Como os agentes eram coagidos, conforme o MP
- Pressão direta sobre os agentes de trânsito, em contatos individuais e em reuniões na EPTC
- Determinação para que informassem, diariamente, no rádio da empresa, o número de autuações realizadas, de modo a intimidar e gerar ambiente de competição entre os empregados
- Categorização dos agentes de trânsito em planilhas, a partir do número de autuações realizadas
- Transferência compulsória de turno e posto de trabalho, com caráter punitivo, dos agentes de alguma forma contrários às práticas ilícitas ou que não alcançassem os números de autuações esperados
- Concessão de benefícios, como reconhecimento profissional e a possibilidade de realização de horas-extras, aos agentes que, cedendo à pressão, aderissem às determinações para incremento do número de autuações.
Conversas gravadas na EPTC embasam ação
A promotora Roberta Brenner de Moraes utilizou gravações feitas por agentes para fundamentar a ação protocolada na Justiça em novembro.
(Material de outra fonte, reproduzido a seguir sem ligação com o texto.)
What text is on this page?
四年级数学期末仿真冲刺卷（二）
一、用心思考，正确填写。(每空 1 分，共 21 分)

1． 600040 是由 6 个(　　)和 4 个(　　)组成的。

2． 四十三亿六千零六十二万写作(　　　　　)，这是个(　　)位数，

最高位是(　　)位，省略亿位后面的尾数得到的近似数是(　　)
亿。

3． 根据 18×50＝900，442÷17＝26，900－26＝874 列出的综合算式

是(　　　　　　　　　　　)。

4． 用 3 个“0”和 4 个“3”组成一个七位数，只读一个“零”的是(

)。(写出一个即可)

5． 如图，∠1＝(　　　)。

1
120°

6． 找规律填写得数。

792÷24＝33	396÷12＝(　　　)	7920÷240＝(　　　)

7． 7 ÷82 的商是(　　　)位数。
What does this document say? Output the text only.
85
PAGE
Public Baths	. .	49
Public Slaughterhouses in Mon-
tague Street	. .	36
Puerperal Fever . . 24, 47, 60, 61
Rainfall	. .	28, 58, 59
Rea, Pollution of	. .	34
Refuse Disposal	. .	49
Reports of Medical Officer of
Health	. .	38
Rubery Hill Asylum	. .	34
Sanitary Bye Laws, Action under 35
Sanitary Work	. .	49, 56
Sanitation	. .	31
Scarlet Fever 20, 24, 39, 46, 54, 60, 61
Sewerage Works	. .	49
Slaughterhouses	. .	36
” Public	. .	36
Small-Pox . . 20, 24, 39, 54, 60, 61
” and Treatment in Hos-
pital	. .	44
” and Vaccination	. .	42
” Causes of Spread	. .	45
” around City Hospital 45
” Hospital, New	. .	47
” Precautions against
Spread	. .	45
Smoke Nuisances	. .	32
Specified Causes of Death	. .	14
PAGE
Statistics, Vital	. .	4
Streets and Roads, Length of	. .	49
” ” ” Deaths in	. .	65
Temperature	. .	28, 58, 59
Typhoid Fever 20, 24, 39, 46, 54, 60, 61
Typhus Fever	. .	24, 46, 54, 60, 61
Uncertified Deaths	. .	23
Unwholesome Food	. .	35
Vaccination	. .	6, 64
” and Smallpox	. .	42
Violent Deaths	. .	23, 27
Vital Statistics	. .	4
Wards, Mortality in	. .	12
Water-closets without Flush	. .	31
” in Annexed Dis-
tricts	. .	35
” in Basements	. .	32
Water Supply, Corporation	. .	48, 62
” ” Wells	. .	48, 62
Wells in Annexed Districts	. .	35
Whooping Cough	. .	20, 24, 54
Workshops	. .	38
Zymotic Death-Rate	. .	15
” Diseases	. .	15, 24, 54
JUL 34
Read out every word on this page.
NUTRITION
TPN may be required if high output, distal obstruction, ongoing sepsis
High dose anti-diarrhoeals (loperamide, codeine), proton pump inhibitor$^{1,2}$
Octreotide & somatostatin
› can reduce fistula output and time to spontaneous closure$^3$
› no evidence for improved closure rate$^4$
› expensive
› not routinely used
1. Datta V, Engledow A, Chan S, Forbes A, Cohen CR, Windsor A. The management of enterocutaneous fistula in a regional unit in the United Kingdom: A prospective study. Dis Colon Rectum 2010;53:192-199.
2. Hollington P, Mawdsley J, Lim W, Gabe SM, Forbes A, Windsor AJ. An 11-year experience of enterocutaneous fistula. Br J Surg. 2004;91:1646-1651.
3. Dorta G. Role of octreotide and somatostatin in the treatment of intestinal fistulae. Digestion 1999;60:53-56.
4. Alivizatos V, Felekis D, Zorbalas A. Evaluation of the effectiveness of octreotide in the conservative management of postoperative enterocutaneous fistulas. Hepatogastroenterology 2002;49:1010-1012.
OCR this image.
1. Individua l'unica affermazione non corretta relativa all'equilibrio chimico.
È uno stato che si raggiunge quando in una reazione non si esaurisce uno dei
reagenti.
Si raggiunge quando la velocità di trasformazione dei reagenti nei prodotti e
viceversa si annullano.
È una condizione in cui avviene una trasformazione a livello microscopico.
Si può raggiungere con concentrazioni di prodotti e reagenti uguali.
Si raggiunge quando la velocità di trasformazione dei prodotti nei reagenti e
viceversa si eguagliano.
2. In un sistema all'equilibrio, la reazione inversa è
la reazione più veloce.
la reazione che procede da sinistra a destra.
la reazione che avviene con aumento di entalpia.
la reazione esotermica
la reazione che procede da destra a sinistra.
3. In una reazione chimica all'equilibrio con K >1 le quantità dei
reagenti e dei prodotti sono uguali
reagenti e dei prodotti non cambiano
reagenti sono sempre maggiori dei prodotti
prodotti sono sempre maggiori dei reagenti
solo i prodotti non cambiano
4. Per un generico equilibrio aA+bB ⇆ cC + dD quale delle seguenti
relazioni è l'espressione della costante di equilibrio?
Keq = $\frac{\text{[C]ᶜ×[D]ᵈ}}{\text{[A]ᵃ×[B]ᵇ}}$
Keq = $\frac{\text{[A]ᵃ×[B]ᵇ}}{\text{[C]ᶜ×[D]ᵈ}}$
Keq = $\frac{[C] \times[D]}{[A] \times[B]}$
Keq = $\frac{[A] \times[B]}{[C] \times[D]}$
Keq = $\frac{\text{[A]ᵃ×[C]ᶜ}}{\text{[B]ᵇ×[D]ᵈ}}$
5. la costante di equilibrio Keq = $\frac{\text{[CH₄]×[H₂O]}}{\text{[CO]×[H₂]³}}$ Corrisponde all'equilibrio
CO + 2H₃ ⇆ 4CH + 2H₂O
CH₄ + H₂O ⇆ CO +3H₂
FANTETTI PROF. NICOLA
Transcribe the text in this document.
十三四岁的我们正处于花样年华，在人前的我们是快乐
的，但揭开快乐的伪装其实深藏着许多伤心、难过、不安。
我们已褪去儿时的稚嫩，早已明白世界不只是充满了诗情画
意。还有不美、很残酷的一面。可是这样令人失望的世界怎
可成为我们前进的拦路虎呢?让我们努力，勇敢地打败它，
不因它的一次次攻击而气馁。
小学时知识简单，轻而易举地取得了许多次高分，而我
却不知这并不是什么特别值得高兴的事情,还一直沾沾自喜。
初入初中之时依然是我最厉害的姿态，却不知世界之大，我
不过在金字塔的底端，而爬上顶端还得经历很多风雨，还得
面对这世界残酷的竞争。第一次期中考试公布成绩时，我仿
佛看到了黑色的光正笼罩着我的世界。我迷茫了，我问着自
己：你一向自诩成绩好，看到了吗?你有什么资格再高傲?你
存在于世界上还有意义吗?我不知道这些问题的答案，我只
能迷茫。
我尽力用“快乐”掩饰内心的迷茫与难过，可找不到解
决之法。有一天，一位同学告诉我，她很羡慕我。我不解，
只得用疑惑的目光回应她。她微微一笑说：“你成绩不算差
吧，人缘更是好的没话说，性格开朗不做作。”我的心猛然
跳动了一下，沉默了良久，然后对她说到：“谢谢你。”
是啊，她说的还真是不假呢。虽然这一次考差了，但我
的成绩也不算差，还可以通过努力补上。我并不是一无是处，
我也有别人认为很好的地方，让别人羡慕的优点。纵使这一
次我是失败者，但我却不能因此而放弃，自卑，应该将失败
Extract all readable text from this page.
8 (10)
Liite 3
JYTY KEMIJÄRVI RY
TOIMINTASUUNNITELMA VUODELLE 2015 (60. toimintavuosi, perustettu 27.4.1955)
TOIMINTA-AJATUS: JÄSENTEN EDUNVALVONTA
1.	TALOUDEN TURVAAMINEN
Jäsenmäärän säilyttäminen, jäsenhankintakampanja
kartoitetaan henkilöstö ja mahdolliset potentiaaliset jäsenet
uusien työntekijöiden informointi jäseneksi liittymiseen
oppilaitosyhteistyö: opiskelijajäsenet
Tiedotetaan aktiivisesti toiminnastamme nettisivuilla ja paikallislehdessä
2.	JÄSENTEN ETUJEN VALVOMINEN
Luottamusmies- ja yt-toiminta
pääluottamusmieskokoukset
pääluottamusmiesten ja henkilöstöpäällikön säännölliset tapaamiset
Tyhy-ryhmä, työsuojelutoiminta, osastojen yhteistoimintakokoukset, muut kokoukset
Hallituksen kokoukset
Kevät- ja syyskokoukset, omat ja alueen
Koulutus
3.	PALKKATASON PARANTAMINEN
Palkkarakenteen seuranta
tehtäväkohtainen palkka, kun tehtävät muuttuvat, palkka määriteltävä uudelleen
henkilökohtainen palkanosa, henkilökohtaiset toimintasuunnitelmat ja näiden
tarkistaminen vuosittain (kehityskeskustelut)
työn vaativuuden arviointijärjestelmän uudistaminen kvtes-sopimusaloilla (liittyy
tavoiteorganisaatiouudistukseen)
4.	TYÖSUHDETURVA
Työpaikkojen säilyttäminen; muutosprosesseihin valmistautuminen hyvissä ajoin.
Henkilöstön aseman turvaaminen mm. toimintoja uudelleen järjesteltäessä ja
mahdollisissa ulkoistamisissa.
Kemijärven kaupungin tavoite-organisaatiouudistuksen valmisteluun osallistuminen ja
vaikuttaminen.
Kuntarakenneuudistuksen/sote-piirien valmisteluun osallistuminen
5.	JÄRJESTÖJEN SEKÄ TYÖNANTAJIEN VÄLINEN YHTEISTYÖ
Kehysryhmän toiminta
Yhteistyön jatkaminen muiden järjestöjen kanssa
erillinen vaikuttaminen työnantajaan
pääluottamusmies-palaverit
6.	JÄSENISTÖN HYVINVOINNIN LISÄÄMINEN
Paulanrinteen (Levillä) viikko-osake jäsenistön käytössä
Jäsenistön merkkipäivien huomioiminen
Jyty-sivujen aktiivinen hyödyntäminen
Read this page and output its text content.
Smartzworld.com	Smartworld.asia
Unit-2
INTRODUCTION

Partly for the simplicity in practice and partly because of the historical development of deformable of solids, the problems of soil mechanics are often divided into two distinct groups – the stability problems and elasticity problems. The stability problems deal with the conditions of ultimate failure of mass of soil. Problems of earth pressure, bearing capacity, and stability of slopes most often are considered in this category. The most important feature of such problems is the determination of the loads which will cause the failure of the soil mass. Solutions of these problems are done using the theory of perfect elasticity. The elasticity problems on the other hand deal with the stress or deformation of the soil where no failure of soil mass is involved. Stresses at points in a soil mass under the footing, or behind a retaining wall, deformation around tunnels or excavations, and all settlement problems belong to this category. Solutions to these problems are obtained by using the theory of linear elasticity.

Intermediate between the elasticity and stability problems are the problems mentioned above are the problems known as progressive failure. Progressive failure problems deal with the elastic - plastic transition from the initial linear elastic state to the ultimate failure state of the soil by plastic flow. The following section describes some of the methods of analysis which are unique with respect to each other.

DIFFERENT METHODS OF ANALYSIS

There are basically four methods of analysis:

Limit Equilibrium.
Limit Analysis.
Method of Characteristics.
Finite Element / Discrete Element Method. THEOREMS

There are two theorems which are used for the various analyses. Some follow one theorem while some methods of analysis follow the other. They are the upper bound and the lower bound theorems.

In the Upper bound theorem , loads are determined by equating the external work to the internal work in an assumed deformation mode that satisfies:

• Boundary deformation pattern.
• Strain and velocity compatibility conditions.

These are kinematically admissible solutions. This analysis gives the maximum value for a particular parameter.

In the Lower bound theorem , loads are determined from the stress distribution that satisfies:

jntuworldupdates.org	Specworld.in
Ela escreve que o conteúdo dos áudios corrobora os depoimentos.
"Não apenas o escopo arrecadatório da pressão psicológica exercida sobre os fiscais, mas também as ameaças de punições direcionadas aos agentes", relata a promotora.
Em um dos áudios transcritos, Galvão diz:
— O que vocês estão fazendo hoje resolve o nosso problema financeiro a partir da metade do ano que vem.
Em outro ponto, o então gestor vai além:
— Esses caras que jogam balde de água, de água aí, sempre é bom contar pro gerente, né? Às vezes a gente bota eles de tarde assim, num PCA que nós estamos precisando, o sol quente, assim, na moleira assim, ajuda a [inaudível].
Em outro trecho, Galvão afirma:
— Se eu tiver que chamar ali o, dizer "ô negão, tu tá mal, tá assim, assim", eu chamo, falo e faço, se tiver que transferir eu transfiro, se tiver que punir eu puno, faço minhas porcarias.
O que diz o ex-gerente
GaúchaZH tentou contato com Zigomar durante os últimos dias, mas não conseguiu falar com o ex-gerente de fiscalização até o fechamento desta reportagem.